Disclaimer: most of the information form this page was gleaned from Weird NJ, a recent article in the Bergen Record and the site listed above. I will give an overview of the Nike Missile Defense System here. For much more details, please see the site above. As for specific site sin NJ, I’ll detail them individually.
The Nike missile system was the first successful, widely-deployed, guided surface-to-air missile system. During WWII the U.S. Army realized that conventional anti-aircraft artillery would not provide enough defense against the newer, faster jet aircraft which were being developed by our enemies. Bell Labs proposed a guided missile which could follow a target, even if it performed evasive maneuvers.
When the Soviets developed long range bombers, followed by the nuclear bomb, there was an immediate concern that these bombers could be used to deliver nuclear payloads. The Nike system was hastily pushed into production, to be used a final defense against such war birds. The missile sites were placed in rings around the area meat to be defended. Often, the federal government had to go to court in order to obtain the property needed for such sites.
One of the largest rings was in the NY/NJ area, possessing almost 20 individual missile sites, many in heavily populated areas because of the short range of the Ajax missile which was the original Nike missile. Across the United States nearly 250 sites were constructed in the United States as well as in many NATO nations in Europe & Asia.
A “Typical” Nike Site
A “typical” Nike air defense site consisted of two things: the Integrated Fire Control (IFC) Area & the launcher area. The IFC contained the radar and computer systems designed to detect aircraft, and to guide the missiles. The Launcher area contained heavily constructed underground missile “magazines”. A large, missile elevator brought the Nikes to the surface of the site where they would be pushed (manually) by crewmen, across twin steel rails to one of four satellite launchers. The missile was then attached to its launcher and erected to a near-vertical position for firing. The near-vertical firing position ensured that the missile’s booster rocket (lower stage) would not crash directly back onto the missile site, but, instead, would land within a predetermined “booster impact area”.
Guidance & Control
Nike was guided entirely from the ground. The electronic “eyes” (radar) and “brain” (computer) of the Nike system were located on the ground, within the IFC. Hostile aircraft were first identified by means of an acquisition radar (ACQR). This radar was manned 24 hours per day, scanning the skies for indications of any hostile aircraft. Having acquired and positively identified a hostile aircraft, a second radar, the Target Tracking Radar (TTR) would be aimed at and electronically locked onto it. This radar would then follow the selected aircraft’s every move in spite of any evasive action taken by its pilot. A third radar, the Missile Tracking Radar (MTR) was then aimed at and electronically locked onto an individual Nike missile located at the nearby Launcher Area.
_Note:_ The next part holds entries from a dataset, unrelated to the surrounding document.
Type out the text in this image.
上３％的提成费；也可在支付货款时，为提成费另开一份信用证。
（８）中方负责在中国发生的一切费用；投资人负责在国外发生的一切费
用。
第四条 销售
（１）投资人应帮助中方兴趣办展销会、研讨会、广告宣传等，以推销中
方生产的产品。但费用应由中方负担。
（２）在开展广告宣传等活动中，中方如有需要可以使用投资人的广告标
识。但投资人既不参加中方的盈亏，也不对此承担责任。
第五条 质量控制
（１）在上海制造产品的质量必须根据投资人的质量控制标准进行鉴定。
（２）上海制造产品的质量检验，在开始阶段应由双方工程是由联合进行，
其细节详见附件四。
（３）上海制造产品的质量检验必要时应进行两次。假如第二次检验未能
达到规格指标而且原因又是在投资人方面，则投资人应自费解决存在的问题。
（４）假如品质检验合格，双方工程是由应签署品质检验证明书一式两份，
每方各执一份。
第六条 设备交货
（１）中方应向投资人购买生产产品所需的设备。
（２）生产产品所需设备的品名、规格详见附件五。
Both the TTR and MTR were linked to a guidance computer located at the IFC Area. This analog computer continuously compared the relative positions of both the targeted aircraft and the missile during its flight and determined the course the missile would have to fly in order to reach its target. Steering commands were computed and sent from the ground to the missile during its flight, via the Missile Tracking Radar. At the moment of closest approach the missile’s warhead would be detonated by a computer generated “burst command” sent from the ground via the MTR.
For surface-to-surface shots, the coordinates of the target were dialed into the computer and the height of burst was set by crew members at the Launcher Area. The standard technique was for the missile’s guidance signal to be terminated as it dove vertically onto its target. Detonation of the warhead was via the pre-set barometric fusing. Alternately (and presumably as a back-up system) the warhead could be exploded via contact fusing when it impacted the selected target or target area.
End Of The Nike Era
Nike was created in response to Russian efforts to design and deploy long-range bomber aircraft during the early years of the Cold War. Their strategy soon focused more on ICBMs, a threat for which there was no defense. This made Nike less necessary as a defense system, and beginning in the mid 1960s, the total number of operational Nike bases was steadily reduced on an almost annual basis.
The signing of the SALT I treaty in Moscow during the spring of 1972 limited the number of missiles with ABM (Anti-Ballistic Missile) capabilities. Nike Hercules, due to its limited capabilities against certain types of ballistic missiles, was included in this treaty. During 1974, all remaining sites within the nationwide Nike air defense system were inactivated. One of the nation’s most significant Cold War air defense programs had come to an end.
In spite of the termination of the nationwide Nike program, Nike missiles remained operational at sites in Florida and Alaska for several more years. Others remained operational with U.S. forces in Europe and the Pacific, and with the armed forces of many U.S. Allies overseas. Although no longer in the U.S. inventory, more than four decades after the first Nike missile became operational in the U.S., Nike Hercules missiles are today deployed by the armed forces of U.S. allies in Europe and Asia, and are likely to remain in service well beyond the year 2000.